Manipulating co-continuous polymer blends to create PCL scaffolds with fully interconnected and anisotropic pore architecture.

Purpose: Polymer blending is an attractive route to obtain new materials with superior properties. Control of their characteristics may be initially achieved by manipulating the phase morphology with different aspects (i.e, lamellar, dispersed or fibrillar) to form tailored architectures for different application fields. In particular, co-continuous microstructures due to the interpenetration of two different polymer phases in three dimensions are particularly interesting because they are able to offer a fully interconnected network with improvement of mechanical properties and fluid permeability for tissue engineering applications.

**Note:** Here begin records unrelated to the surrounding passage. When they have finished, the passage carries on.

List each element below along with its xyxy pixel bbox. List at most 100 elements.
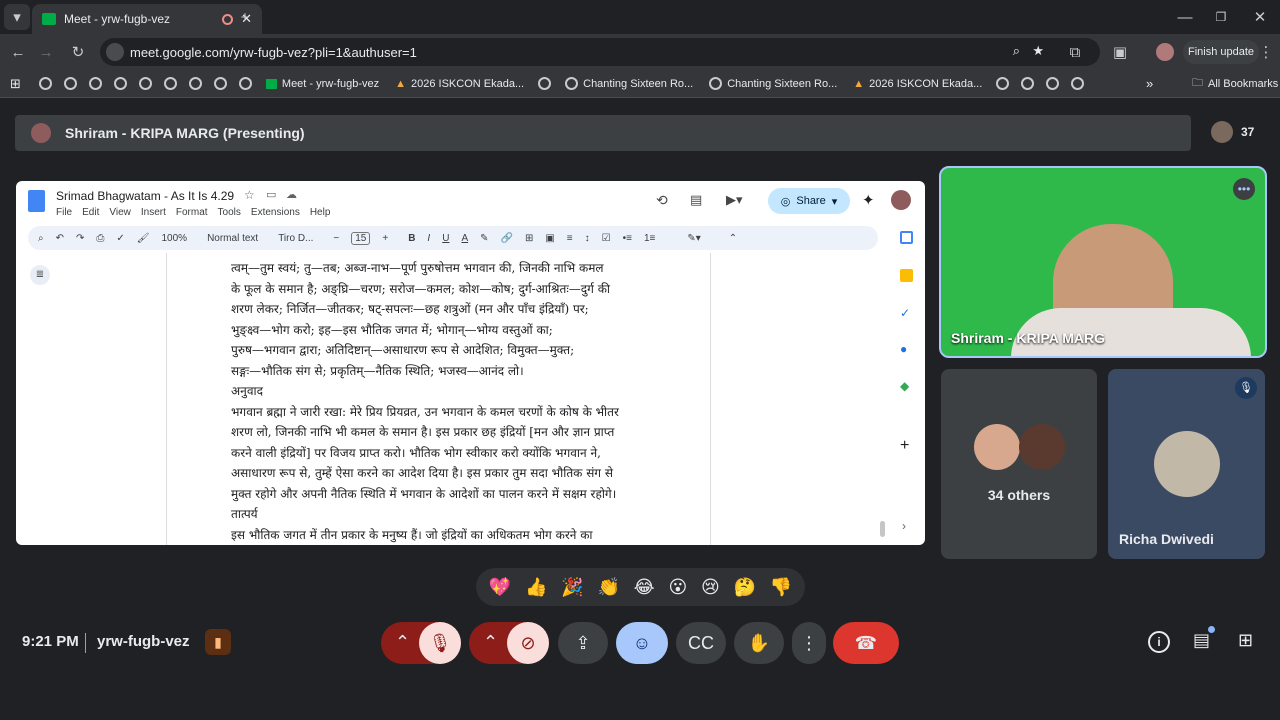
more-options-icon[interactable]: ⋮ [792,622,826,664]
editing-mode-icon[interactable]: ✎▾ [687,233,700,244]
italic-icon[interactable]: I [427,233,430,244]
video-options-icon[interactable]: ⌃ [483,632,498,653]
link-icon[interactable]: 🔗 [501,233,513,244]
bookmark-item[interactable]: Chanting Sixteen Ro... [565,77,693,90]
present-screen-icon[interactable]: ⇪ [558,622,608,664]
video-tile-richa[interactable]: 🎙 Richa Dwivedi [1108,369,1265,559]
bookmark-favicon-icon[interactable] [113,77,127,90]
raise-hand-icon[interactable]: ✋ [734,622,784,664]
profile-avatar-icon[interactable] [1152,39,1178,65]
audio-options-icon[interactable]: ⌃ [395,632,410,653]
share-button[interactable]: ◎ Share ▾ [768,188,850,214]
video-tile-presenter[interactable]: ••• Shriram - KRIPA MARG [939,166,1267,358]
bookmark-favicon-icon[interactable] [1046,77,1060,90]
search-menus-icon[interactable]: ⌕ [38,233,44,244]
maximize-icon[interactable]: ❐ [1208,4,1234,30]
reaction-clap[interactable]: 👏 [597,577,619,598]
host-controls-icon[interactable]: ▮ [205,629,231,655]
new-tab-icon[interactable]: + [232,4,258,30]
bookmark-favicon-icon[interactable] [996,77,1010,90]
participants-button[interactable]: 37 [1205,115,1263,149]
camera-off-icon[interactable]: ⊘ [507,622,549,664]
reaction-thumbs-down[interactable]: 👎 [770,577,792,598]
align-icon[interactable]: ≡ [567,233,573,244]
finish-update-button[interactable]: Finish update [1183,40,1259,64]
extensions-icon[interactable]: ⧉ [1062,39,1088,65]
line-spacing-icon[interactable]: ↕ [585,233,590,244]
minimize-icon[interactable]: — [1172,4,1198,30]
send-reaction-icon[interactable]: ☺ [616,622,668,664]
undo-icon[interactable]: ↶ [56,233,64,244]
comments-icon[interactable]: ▤ [690,192,702,208]
reaction-thinking[interactable]: 🤔 [734,577,756,598]
site-info-icon[interactable] [106,43,124,61]
collapse-toolbar-icon[interactable]: ⌃ [729,233,737,244]
style-select[interactable]: Normal text [207,233,258,244]
add-comment-icon[interactable]: ⊞ [525,233,533,244]
menu-help[interactable]: Help [310,207,331,218]
contacts-icon[interactable]: ● [900,342,907,356]
captions-icon[interactable]: CC [676,622,726,664]
menu-insert[interactable]: Insert [141,207,166,218]
menu-edit[interactable]: Edit [82,207,99,218]
forward-icon[interactable]: → [33,39,59,65]
bookmark-favicon-icon[interactable] [138,77,152,90]
history-icon[interactable]: ⟲ [656,192,668,209]
bullet-list-icon[interactable]: •≡ [623,233,632,244]
menu-view[interactable]: View [109,207,131,218]
keep-icon[interactable] [900,269,913,282]
screen-share-icon[interactable]: ▣ [1107,39,1133,65]
reaction-heart[interactable]: 💖 [489,577,511,598]
menu-kebab-icon[interactable]: ⋮ [1253,39,1279,65]
bold-icon[interactable]: B [408,233,415,244]
tab-search-icon[interactable]: ▾ [4,4,30,30]
bookmark-favicon-icon[interactable] [38,77,52,90]
reaction-thumbs-up[interactable]: 👍 [525,577,547,598]
bookmark-favicon-icon[interactable] [238,77,252,90]
highlight-icon[interactable]: ✎ [480,233,488,244]
paint-format-icon[interactable]: 🖌 [137,233,150,244]
more-options-icon[interactable]: ••• [1233,178,1255,200]
bookmark-item[interactable]: ▲ 2026 ISKCON Ekada... [853,78,982,90]
menu-format[interactable]: Format [176,207,208,218]
add-panel-icon[interactable]: + [900,437,909,455]
bookmark-star-icon[interactable]: ★ [1032,43,1044,59]
all-bookmarks-button[interactable]: 🗀 All Bookmarks [1192,74,1278,93]
increase-font-icon[interactable]: + [382,233,388,244]
gemini-icon[interactable]: ✦ [862,191,875,209]
mic-off-icon[interactable]: 🎙 [419,622,461,664]
doc-page[interactable]: त्वम्—तुम स्वयं; तु—तब; अब्ज-नाभ—पूर्ण प… [166,253,711,545]
menu-extensions[interactable]: Extensions [251,207,300,218]
close-window-icon[interactable]: ✕ [1247,4,1273,30]
bookmark-favicon-icon[interactable] [1021,77,1035,90]
reaction-party[interactable]: 🎉 [561,577,583,598]
bookmark-item[interactable]: ▲ 2026 ISKCON Ekada... [395,78,524,90]
decrease-font-icon[interactable]: − [333,233,339,244]
bookmark-favicon-icon[interactable] [1071,77,1085,90]
zoom-select[interactable]: 100% [161,233,187,244]
reaction-laugh[interactable]: 😂 [634,577,655,598]
browser-tab[interactable]: Meet - yrw-fugb-vez ✕ [32,4,262,34]
zoom-icon[interactable]: ⌕ [1013,43,1020,59]
activities-icon[interactable]: ⊞ [1238,630,1253,651]
print-icon[interactable]: ⎙ [96,233,104,244]
menu-file[interactable]: File [56,207,72,218]
chevron-right-icon[interactable]: › [902,519,906,533]
maps-icon[interactable]: ◆ [900,379,909,393]
star-icon[interactable]: ☆ [244,188,255,202]
calendar-icon[interactable] [900,231,913,244]
meeting-info-icon[interactable]: i [1148,631,1170,653]
bookmark-favicon-icon[interactable] [188,77,202,90]
bookmark-favicon-icon[interactable] [63,77,77,90]
doc-scrollbar[interactable] [880,521,885,537]
redo-icon[interactable]: ↷ [76,233,84,244]
doc-account-avatar[interactable] [891,190,911,210]
more-bookmarks-icon[interactable]: » [1146,76,1153,91]
address-bar[interactable]: meet.google.com/yrw-fugb-vez?pli=1&authu… [100,38,1100,66]
chat-icon[interactable]: ▤ [1193,630,1210,651]
apps-grid-icon[interactable]: ⊞ [10,76,21,92]
checklist-icon[interactable]: ☑ [602,233,611,244]
font-size-input[interactable]: 15 [351,231,371,245]
underline-icon[interactable]: U [442,233,449,244]
bookmark-item[interactable]: Meet - yrw-fugb-vez [265,78,379,90]
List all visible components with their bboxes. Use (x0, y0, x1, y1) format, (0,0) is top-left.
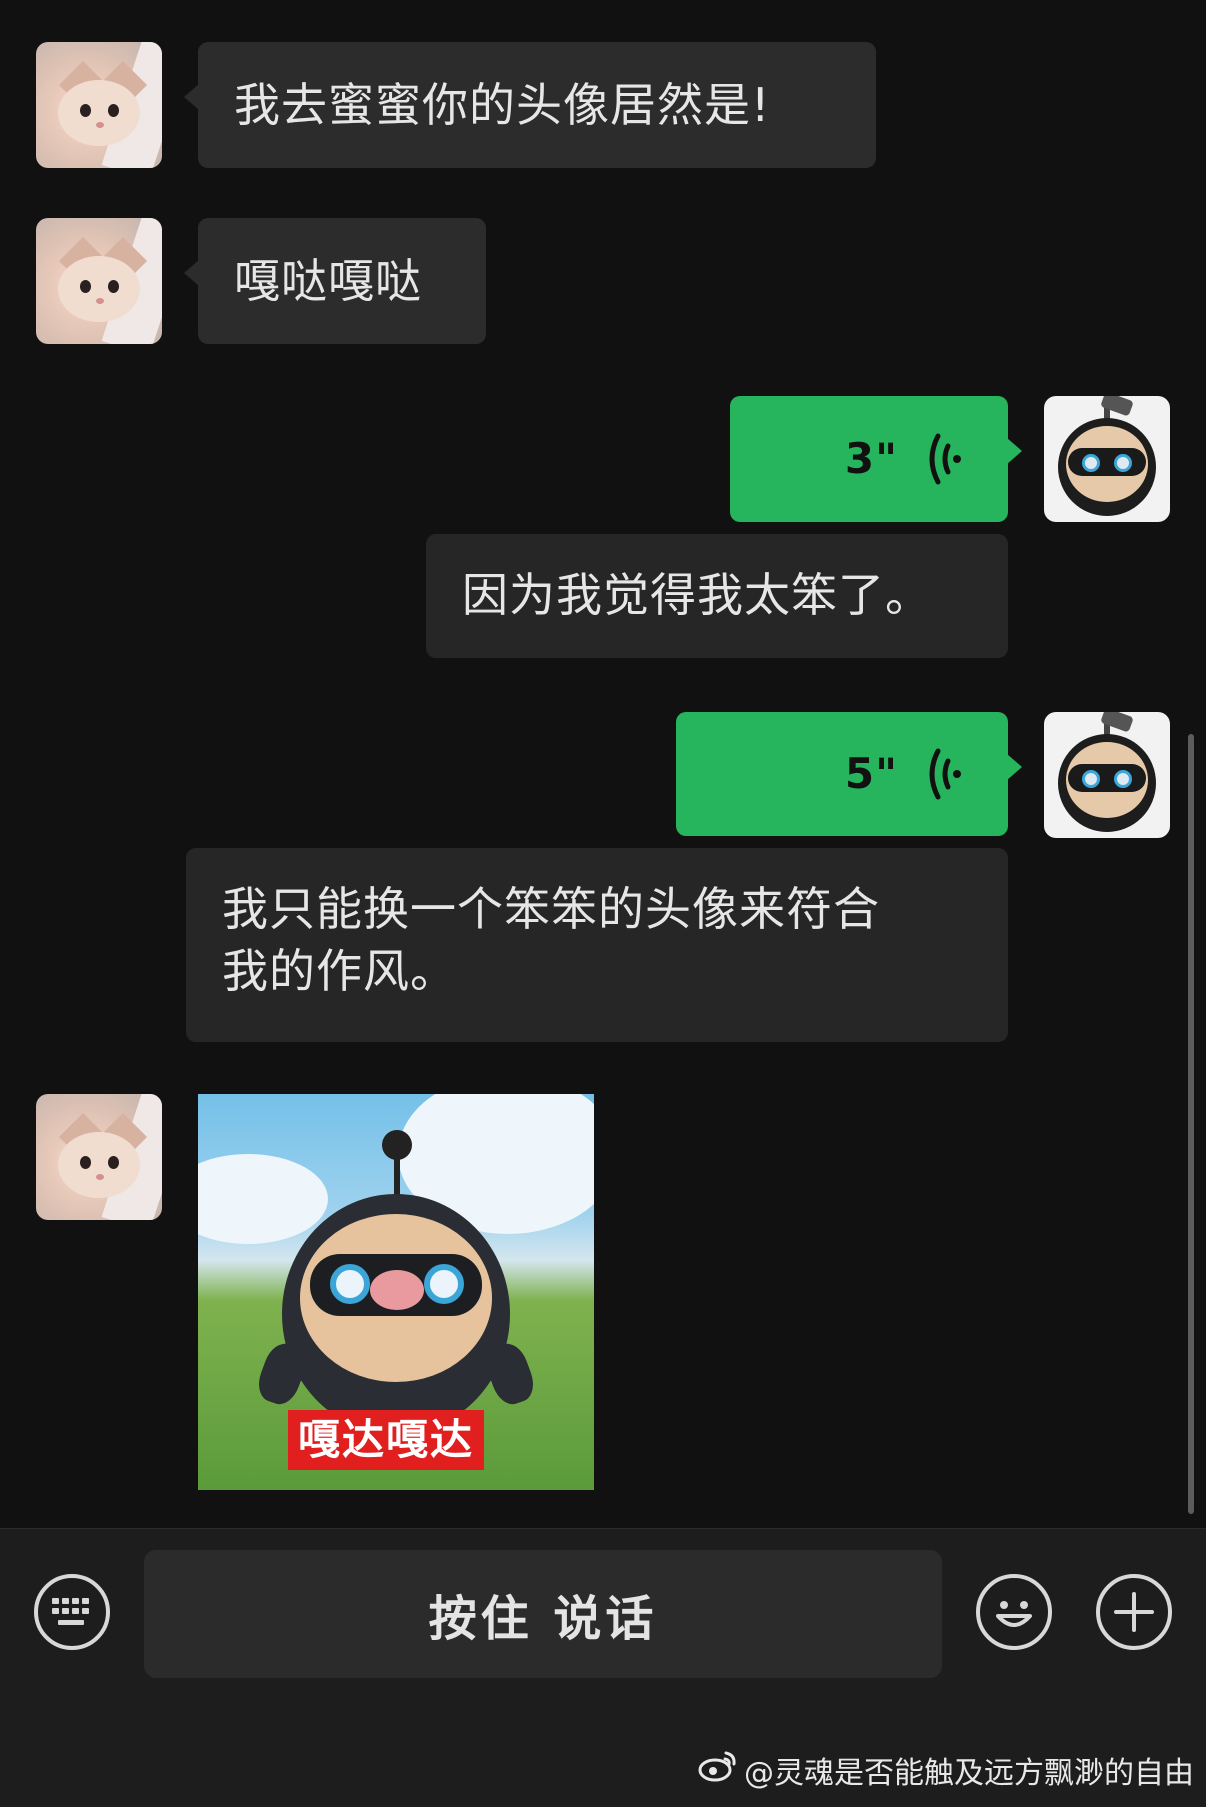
incoming-message-bubble[interactable]: 嘎哒嘎哒 (184, 218, 486, 344)
weibo-icon (698, 1749, 738, 1791)
message-text: 嘎哒嘎哒 (234, 254, 422, 308)
scrollbar[interactable] (1188, 734, 1194, 1514)
my-avatar[interactable] (1044, 396, 1170, 522)
transcript-text: 我的作风。 (222, 944, 457, 998)
watermark-text: @灵魂是否能触及远方飘渺的自由 (744, 1756, 1194, 1791)
transcript-text: 因为我觉得我太笨了。 (462, 568, 932, 622)
keyboard-toggle-button[interactable] (34, 1574, 110, 1650)
voice-message-bubble[interactable]: 3" (730, 396, 1022, 522)
voice-transcript[interactable]: 我只能换一个笨笨的头像来符合 我的作风。 (186, 848, 1008, 1042)
contact-avatar[interactable] (36, 1094, 162, 1220)
chat-message-list[interactable]: 我去蜜蜜你的头像居然是! 嘎哒嘎哒 3" 因为我觉得我太笨了。 5" 我只能换一… (0, 0, 1206, 1528)
more-options-button[interactable] (1096, 1574, 1172, 1650)
message-text: 我去蜜蜜你的头像居然是! (234, 78, 771, 132)
hold-to-talk-label: 按住 说话 (428, 1591, 658, 1647)
sticker-image[interactable]: 嘎达嘎达 (198, 1094, 594, 1490)
contact-avatar[interactable] (36, 42, 162, 168)
voice-duration: 3" (844, 434, 898, 483)
emoji-button[interactable] (976, 1574, 1052, 1650)
voice-message-bubble[interactable]: 5" (676, 712, 1022, 836)
contact-avatar[interactable] (36, 218, 162, 344)
voice-wave-icon (924, 747, 964, 801)
watermark: @灵魂是否能触及远方飘渺的自由 (698, 1748, 1194, 1792)
hold-to-talk-button[interactable]: 按住 说话 (144, 1550, 942, 1678)
voice-transcript[interactable]: 因为我觉得我太笨了。 (426, 534, 1008, 658)
voice-duration: 5" (844, 749, 898, 798)
incoming-message-bubble[interactable]: 我去蜜蜜你的头像居然是! (184, 42, 876, 168)
my-avatar[interactable] (1044, 712, 1170, 838)
transcript-text: 我只能换一个笨笨的头像来符合 (222, 882, 880, 936)
voice-wave-icon (924, 432, 964, 486)
sticker-caption: 嘎达嘎达 (288, 1410, 485, 1470)
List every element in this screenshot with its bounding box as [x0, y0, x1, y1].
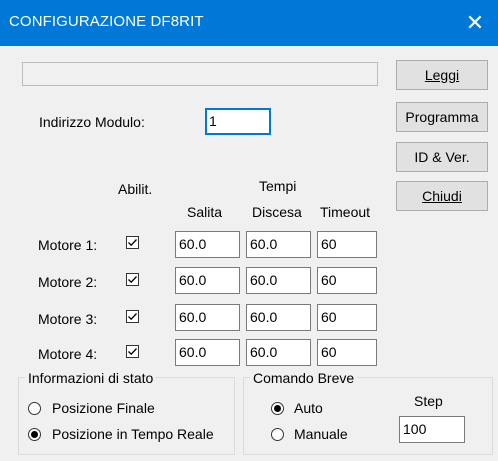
motor-label: Motore 2:	[38, 274, 98, 290]
id-ver-button[interactable]: ID & Ver.	[396, 142, 488, 172]
radio-selected-dot	[31, 431, 38, 438]
radio-button[interactable]	[271, 428, 284, 441]
status-bar	[22, 62, 378, 86]
motor-label: Motore 4:	[38, 346, 98, 362]
discesa-column-header: Discesa	[252, 204, 302, 220]
timeout-input[interactable]: 60	[317, 304, 377, 331]
motor-enabled-checkbox[interactable]	[126, 236, 139, 249]
timeout-input[interactable]: 60	[317, 339, 377, 366]
radio-label: Manuale	[294, 426, 348, 442]
motor-enabled-checkbox[interactable]	[126, 345, 139, 358]
radio-label: Posizione in Tempo Reale	[52, 426, 214, 442]
enabled-column-header: Abilit.	[118, 181, 153, 197]
motor-label: Motore 1:	[38, 237, 98, 253]
radio-label: Posizione Finale	[52, 400, 155, 416]
timeout-input[interactable]: 60	[317, 231, 377, 258]
status-info-title: Informazioni di stato	[25, 370, 157, 386]
discesa-input[interactable]: 60.0	[246, 304, 311, 331]
id-ver-button-label: ID & Ver.	[414, 149, 470, 165]
radio-button[interactable]	[271, 402, 284, 415]
module-address-input[interactable]: 1	[205, 108, 271, 135]
checkmark-icon	[128, 313, 137, 321]
motor-label: Motore 3:	[38, 311, 98, 327]
timeout-input[interactable]: 60	[317, 267, 377, 294]
short-command-title: Comando Breve	[250, 370, 358, 386]
checkmark-icon	[128, 348, 137, 356]
salita-input[interactable]: 60.0	[175, 339, 240, 366]
module-address-label: Indirizzo Modulo:	[39, 114, 145, 130]
step-input[interactable]: 100	[399, 416, 465, 443]
step-label: Step	[414, 393, 443, 409]
programma-button-label: Programma	[405, 109, 479, 125]
discesa-input[interactable]: 60.0	[246, 339, 311, 366]
salita-input[interactable]: 60.0	[175, 231, 240, 258]
checkmark-icon	[128, 276, 137, 284]
radio-button[interactable]	[28, 402, 41, 415]
salita-column-header: Salita	[187, 204, 223, 220]
timeout-column-header: Timeout	[320, 204, 371, 220]
salita-input[interactable]: 60.0	[175, 304, 240, 331]
motor-enabled-checkbox[interactable]	[126, 273, 139, 286]
chiudi-button[interactable]: Chiudi	[396, 181, 488, 211]
tempi-header: Tempi	[259, 178, 297, 194]
radio-label: Auto	[294, 400, 323, 416]
radio-selected-dot	[274, 405, 281, 412]
radio-button[interactable]	[28, 428, 41, 441]
programma-button[interactable]: Programma	[396, 102, 488, 132]
leggi-button[interactable]: Leggi	[396, 60, 488, 90]
window-title: CONFIGURAZIONE DF8RIT	[9, 13, 204, 30]
discesa-input[interactable]: 60.0	[246, 231, 311, 258]
status-info-group	[18, 377, 235, 455]
salita-input[interactable]: 60.0	[175, 267, 240, 294]
motor-enabled-checkbox[interactable]	[126, 310, 139, 323]
discesa-input[interactable]: 60.0	[246, 267, 311, 294]
chiudi-button-label: Chiudi	[422, 188, 462, 204]
close-icon[interactable]: ✕	[452, 0, 498, 46]
leggi-button-label: Leggi	[424, 67, 460, 83]
checkmark-icon	[128, 239, 137, 247]
title-bar: CONFIGURAZIONE DF8RIT ✕	[0, 0, 498, 46]
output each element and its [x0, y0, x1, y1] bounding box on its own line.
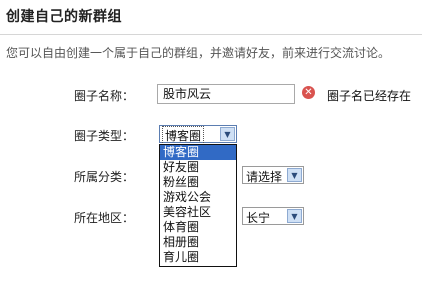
dropdown-option[interactable]: 育儿圈 [160, 250, 236, 265]
name-error-message: 圈子名已经存在 [327, 89, 412, 103]
area-label: 所在地区： [74, 211, 135, 225]
area-select-value: 长宁 [246, 211, 271, 225]
area-select[interactable]: 长宁 ▼ [242, 207, 304, 225]
triangle-down-icon[interactable]: ▼ [220, 127, 235, 141]
triangle-down-icon[interactable]: ▼ [287, 209, 302, 223]
type-label: 圈子类型： [74, 129, 135, 143]
dropdown-option[interactable]: 博客圈 [160, 145, 236, 160]
page-title: 创建自己的新群组 [6, 9, 122, 25]
triangle-down-icon[interactable]: ▼ [287, 168, 302, 182]
dropdown-option[interactable]: 好友圈 [160, 160, 236, 175]
category-select-value: 请选择 [246, 170, 283, 184]
type-select-value: 博客圈 [161, 126, 205, 145]
close-circle-icon: ✕ [302, 86, 315, 99]
dropdown-option[interactable]: 粉丝圈 [160, 175, 236, 190]
divider [0, 34, 422, 35]
type-select[interactable]: 博客圈 ▼ [159, 125, 237, 145]
dropdown-option[interactable]: 相册圈 [160, 235, 236, 250]
dropdown-option[interactable]: 体育圈 [160, 220, 236, 235]
category-select[interactable]: 请选择 ▼ [242, 166, 304, 184]
type-dropdown-list: 博客圈 好友圈 粉丝圈 游戏公会 美容社区 体育圈 相册圈 育儿圈 [159, 144, 237, 267]
dropdown-option[interactable]: 美容社区 [160, 205, 236, 220]
page-description: 您可以自由创建一个属于自己的群组，并邀请好友，前来进行交流讨论。 [6, 46, 391, 60]
name-label: 圈子名称： [74, 89, 135, 103]
category-label: 所属分类： [74, 170, 135, 184]
group-name-input[interactable]: 股市风云 [157, 84, 295, 104]
dropdown-option[interactable]: 游戏公会 [160, 190, 236, 205]
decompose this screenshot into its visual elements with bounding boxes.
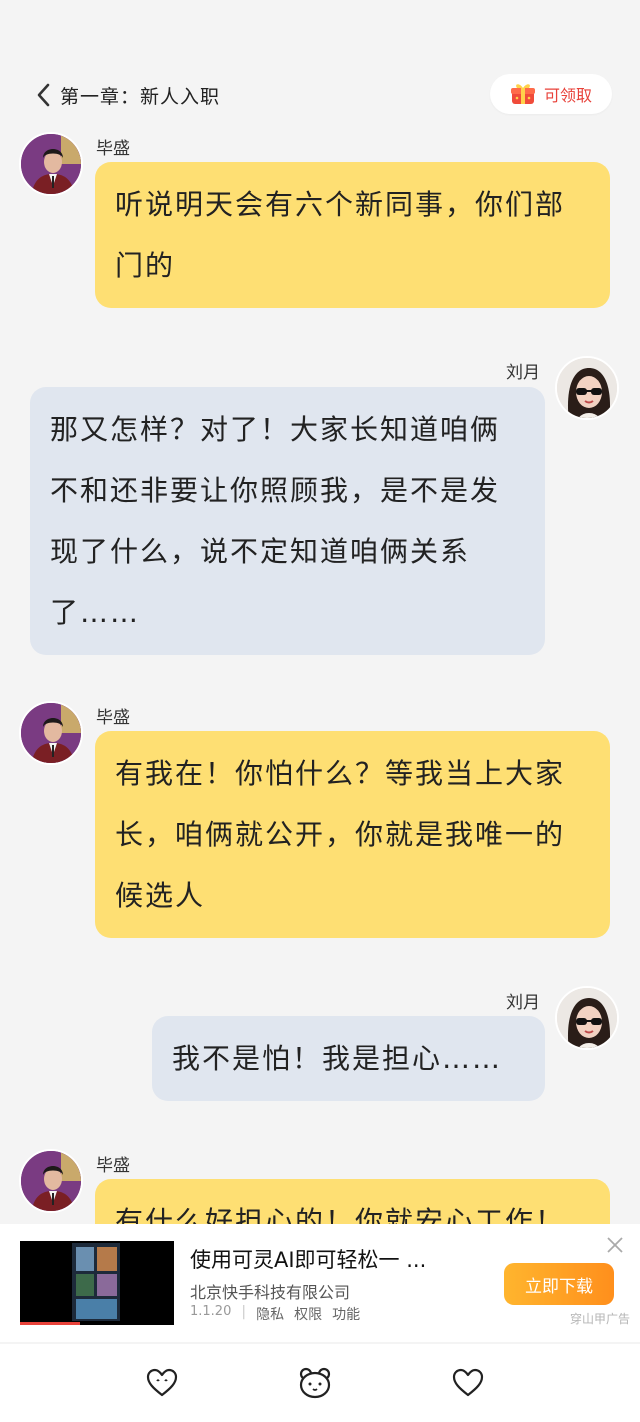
- speaker-name: 刘月: [506, 993, 540, 1013]
- heart-outline-icon[interactable]: [145, 1366, 179, 1400]
- close-icon[interactable]: [606, 1236, 624, 1254]
- heart-icon[interactable]: [451, 1366, 485, 1400]
- ad-title[interactable]: 使用可灵AI即可轻松一 ...: [190, 1244, 426, 1274]
- ad-meta: 1.1.20 | 隐私 权限 功能: [190, 1304, 360, 1324]
- claim-button[interactable]: 可领取: [490, 74, 612, 114]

Materials and methods: Macro/microporous substrates with controlled architecture were obtained by blending hydrophylic and hydrophobic polymers, i.e, polycaprolactone (PCL) and poly(ethylene oxide)(PEO) respectively, in a co-continuous state by a twin-screw extruder.

Results: In accordance with the leaching-based approaches traditionally used in scaffold manufacturing, the removal of water soluble phases (i.e., PEO and sodium chloride (NaCl) crystals) enables a fully interconnected porous network to be formed, whereas post-extrusion stretching of the melt blend allows a desired elongation of polymer phases to be imparted before the polymer leaching, thus providing a controlled pore alignment.

Conclusion: the proposed investigation confirms that polymer blending is a promising approach to realize structurally organized platforms able to guide the regeneration processes of hierarchically organized tissues (i.e, tendons, muscles, ligaments and nerves).